You Can’t Have the “Free Market” and Fight Climate Change Effectively
Biden has taken important steps toward fighting climate change, absolutely. It is great that there is so much emphasis on opening big solar plants in the United States. And if said plants are in Marjorie Taylor Greene’s district, well, who cares. Industrial policy is not about rewarding your friends and punishing your opponents. That Trumpist shit.
But there are some problems here, as the above linked article states. They come down to one big issue–Biden can’t pull himself away from “free market” ideas. I of course put that in scare quotes because there is no such things as free markets. It’s all state driven and always has been, by choices government does or does not make. What this does is undermine the burgeoning solar energy production on both the consumption and production sides of the equation.

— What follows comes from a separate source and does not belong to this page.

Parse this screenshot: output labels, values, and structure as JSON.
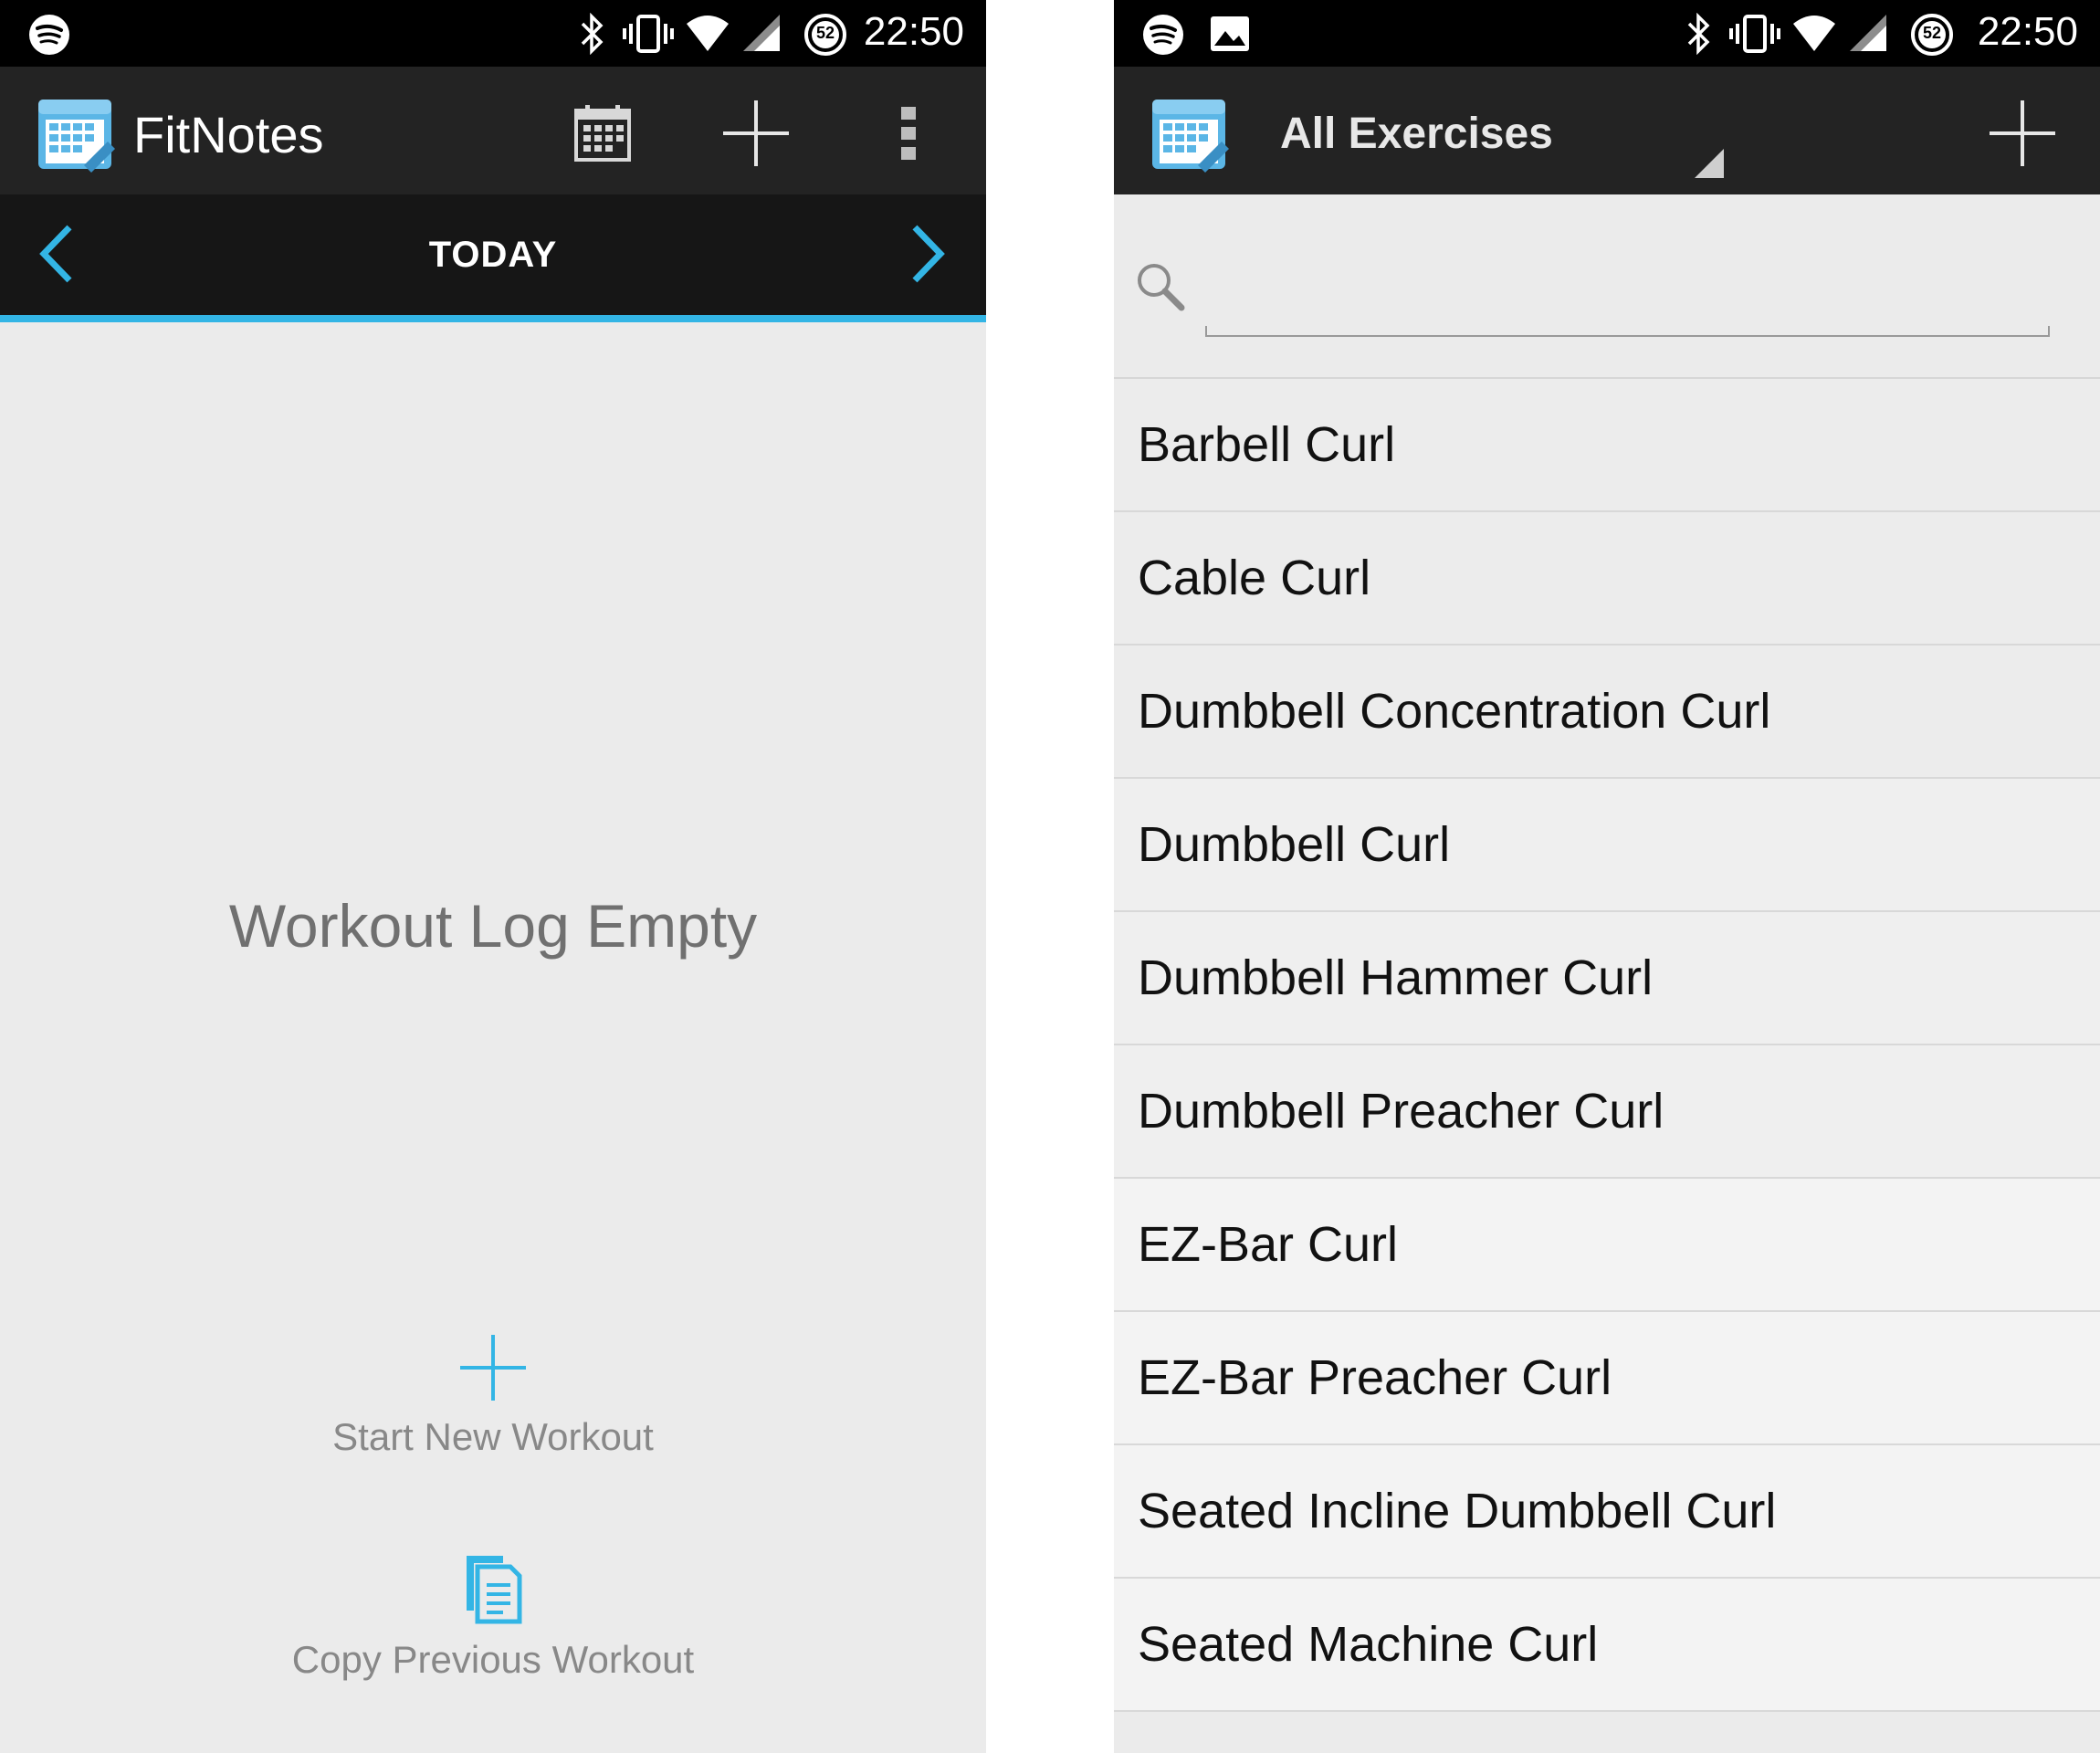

The latter is easier to explain–if you want to encourage solar production while still allowing the producers to make a needed profit, you can’t also have Chinese imports flooding the market. But that’s exactly what’s happening. Now, maybe you could square this circle if you didn’t let consumption languish. After all, in an ideal world, we’d engage in a massive New Deal/World War II-type reshaping of American infrastructure and we’d just replace the whole damn thing in a decade. Bring in all the solar panels in that case! Unfortunately, despite some incentives in the Inflation Reduction Act, there isn’t nearly enough solar being installed, just like there aren’t nearly enough electric vehicles being bought. Too many people are nervous about buying EVs (including myself to some extent based on some skepticism about the infrastructure lagging seriously behind for charging) and too many people don’t know about solar panels either. In short, if you want to make this happen you have to mandate the changes. What has to happen is that all new construction must be solar or wind generated. All new cars must be EVs. Yes, it takes the power of the government engaging in banning of climate negative infrastructure to make this happen. It might be that people catch up to the production and all this climate change causing carbon gets moved along for better technologies. But on both the production and consumption side, the government has to play a much more active and sometimes punitive role. Incentives around the market while also pushing free trade are not going to work to develop either the consistent job-creating production or the necessary installation of solar panels and other sustainable infrastructures.
In short, the right-wing stories about Biden wanting to come in and checking your stove to make sure it isn’t gas? Yeah, that’s what we actually need to happen.
That it won’t is why I have effectively no hope of humans fighting climate change at all effectively.